煉瓦造りの建物が立ち並ぶ欧州の古都の風景やそこに生きる人々の姿を、温かく柔らかな作風で描き出した洋画家・佐々木壮六(1936-2000)。何よりも調和を愛し、穏やかな詩的情景を愛したその心のフィルターに濾過され、街も人も使い古された人形も、何処か懐かしく切ない、そして美しい響きを持った形や色彩で新たな生命を吹き込まれました。
このたびの展覧会では1980~1990年代制作の油彩画を中心に構成、200号の大作「ミューズの園」(1983年)の出品も予定されています。
また、浪速八百八橋という言葉がありますが、大阪出身の佐々木は河川や橋に対する思い入れが深く、自身も原風景であると語っています。欧州各地で描かれた数多あるスケッチのなかから、ご遺族のご協力のもとに厳選し併せて展示いたします。

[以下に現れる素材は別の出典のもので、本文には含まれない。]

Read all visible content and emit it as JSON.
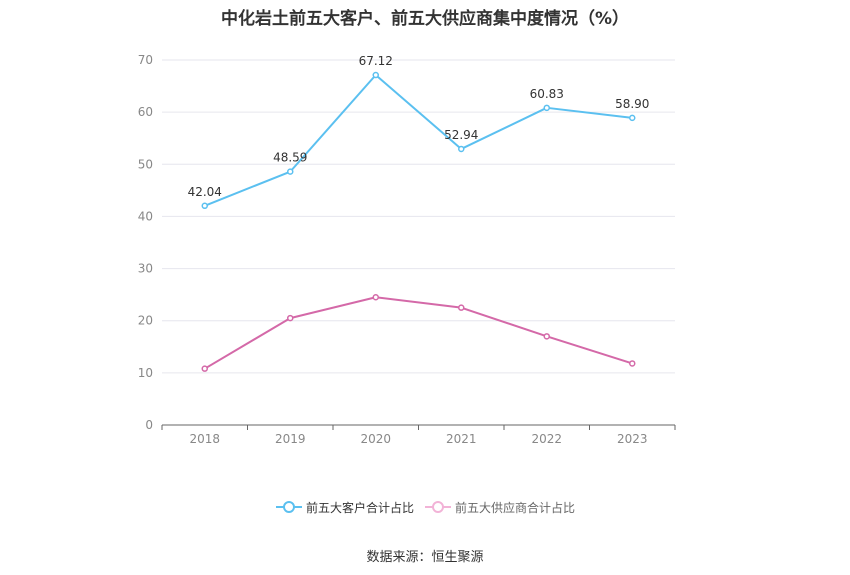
{
  "title": "中化岩土前五大客户、前五大供应商集中度情况（%）",
  "source": "数据来源：恒生聚源",
  "colors": {
    "customers": "#5bc0f0",
    "suppliers": "#d469a8",
    "grid": "#e6e6ee",
    "axis": "#666666"
  },
  "chart_data": {
    "type": "line",
    "title": "中化岩土前五大客户、前五大供应商集中度情况（%）",
    "categories": [
      "2018",
      "2019",
      "2020",
      "2021",
      "2022",
      "2023"
    ],
    "ylim": [
      0,
      70
    ],
    "yticks": [
      0,
      10,
      20,
      30,
      40,
      50,
      60,
      70
    ],
    "grid": true,
    "legend_position": "bottom",
    "series": [
      {
        "name": "前五大客户合计占比",
        "values": [
          42.04,
          48.59,
          67.12,
          52.94,
          60.83,
          58.9
        ],
        "labels": [
          "42.04",
          "48.59",
          "67.12",
          "52.94",
          "60.83",
          "58.90"
        ],
        "color": "#5bc0f0"
      },
      {
        "name": "前五大供应商合计占比",
        "values": [
          10.8,
          20.5,
          24.5,
          22.5,
          17.0,
          11.8
        ],
        "color": "#d469a8"
      }
    ]
  }
}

後年茅ヶ崎の隣市である藤沢に居を定め、制作活動に打ち込んでいた佐々木が亡くなったのは64歳になる年のことでした。早過ぎた死が惜しまれますが、後の世に残された数々の作品に満ちる詩的メロディの美しさ、豊かさを、この展覧会でより多くの方々にご紹介出来れば幸いです。是非ご高覧ください。